Closed amiltonwong closed 2 years ago

amiltonwong commented 2 years ago

Hi, @paul007pl ,

Thanks for releasing the code for the benchmark and baseline models. Do you also provide the trained models (checkpoints) for baseline methods (e.g. [1] PCN; [2] ECG; [3] VRCNet)? It'll be useful for having consistent comparison results.

Thanks~

paul007pl commented 2 years ago

Thanks for your suggestion. I have the pretrained models, and I may provide those results later.

Currently, a "blank" benchmark can somehow encourage every participator to try and understand different methods. Another concern is that everyone would like to report their best results, which may not be easy to achieve. Rather than reporting very good results at the begining, I think it is open for participators to test and evaluate each method by themselves.

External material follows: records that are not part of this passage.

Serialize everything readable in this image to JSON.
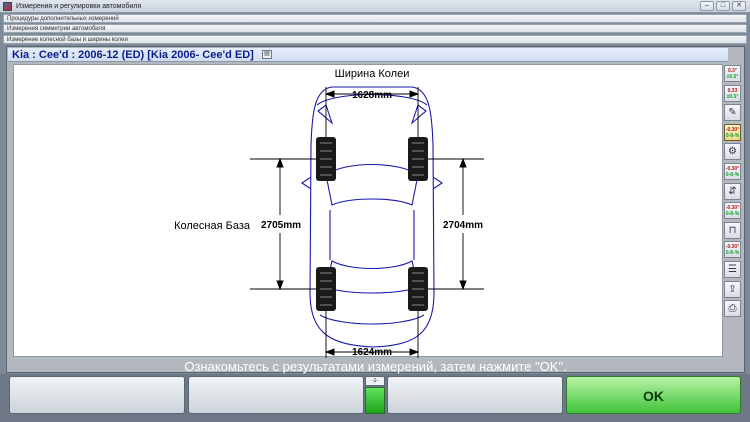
{
  "window": {
    "title": "Измерения и регулировки автомобиля",
    "min_label": "–",
    "max_label": "□",
    "close_label": "✕"
  },
  "nav": {
    "strip1": "Процедуры дополнительных измерений",
    "strip2": "Измерения симметрии автомобиля",
    "strip3": "Измерение колесной базы и ширины колеи"
  },
  "vehicle": {
    "title": "Kia : Cee'd : 2006-12 (ED) [Kia 2006- Cee'd ED]",
    "note_glyph": "▤"
  },
  "diagram": {
    "track_heading": "Ширина Колеи",
    "front_track": "1628mm",
    "rear_track": "1624mm",
    "wheelbase_label": "Колесная База",
    "left_wheelbase": "2705mm",
    "right_wheelbase": "2704mm",
    "line_color": "#1a1aa8"
  },
  "sidebar": {
    "tools": [
      {
        "name": "camber-tool",
        "l1": "0.3°",
        "l2": "±0.5°"
      },
      {
        "name": "toe-tool",
        "l1": "0.33",
        "l2": "±0.5°"
      },
      {
        "name": "pencil-tool",
        "glyph": "✎"
      },
      {
        "name": "camber-range-tool",
        "l1": "-0.30°",
        "l2": "0-8-%"
      },
      {
        "name": "wrench-tool",
        "glyph": "⚙"
      },
      {
        "name": "gauge-tool",
        "l1": "-0.30°",
        "l2": "0-8-%"
      },
      {
        "name": "adjust-tool",
        "glyph": "⇵"
      },
      {
        "name": "offset-tool",
        "l1": "-0.30°",
        "l2": "0-8-%"
      },
      {
        "name": "clamp-tool",
        "glyph": "⊓"
      },
      {
        "name": "caster-tool",
        "l1": "-0.30°",
        "l2": "0-8-%"
      },
      {
        "name": "list-tool",
        "glyph": "☰"
      },
      {
        "name": "lift-tool",
        "glyph": "⇪"
      },
      {
        "name": "print-tool",
        "glyph": "⎙"
      }
    ]
  },
  "status": {
    "message": "Ознакомьтесь с результатами измерений, затем нажмите \"OK\"."
  },
  "footer": {
    "f1": "",
    "f2": "",
    "f3": "",
    "ok_label": "OK",
    "indicator_label": "◦1◦"
  }
}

Because the "Train Dataset" and the "Test Dataset" are the same with the released MVP dataset (2048 points), at current stage, you can check our CVPR2021 paper to compare different methods (see Table 4) https://arxiv.org/abs/2104.10154.

In short, the results on the "Test Dataset" are consistent (Table 4), which can be used in your report and research paper; and inconsistent results on the "Extra-Test Dataset" can be okay at current stage. Good luck and have fun~

amiltonwong commented 2 years ago

Thanks @paul007pl , I'll train it first.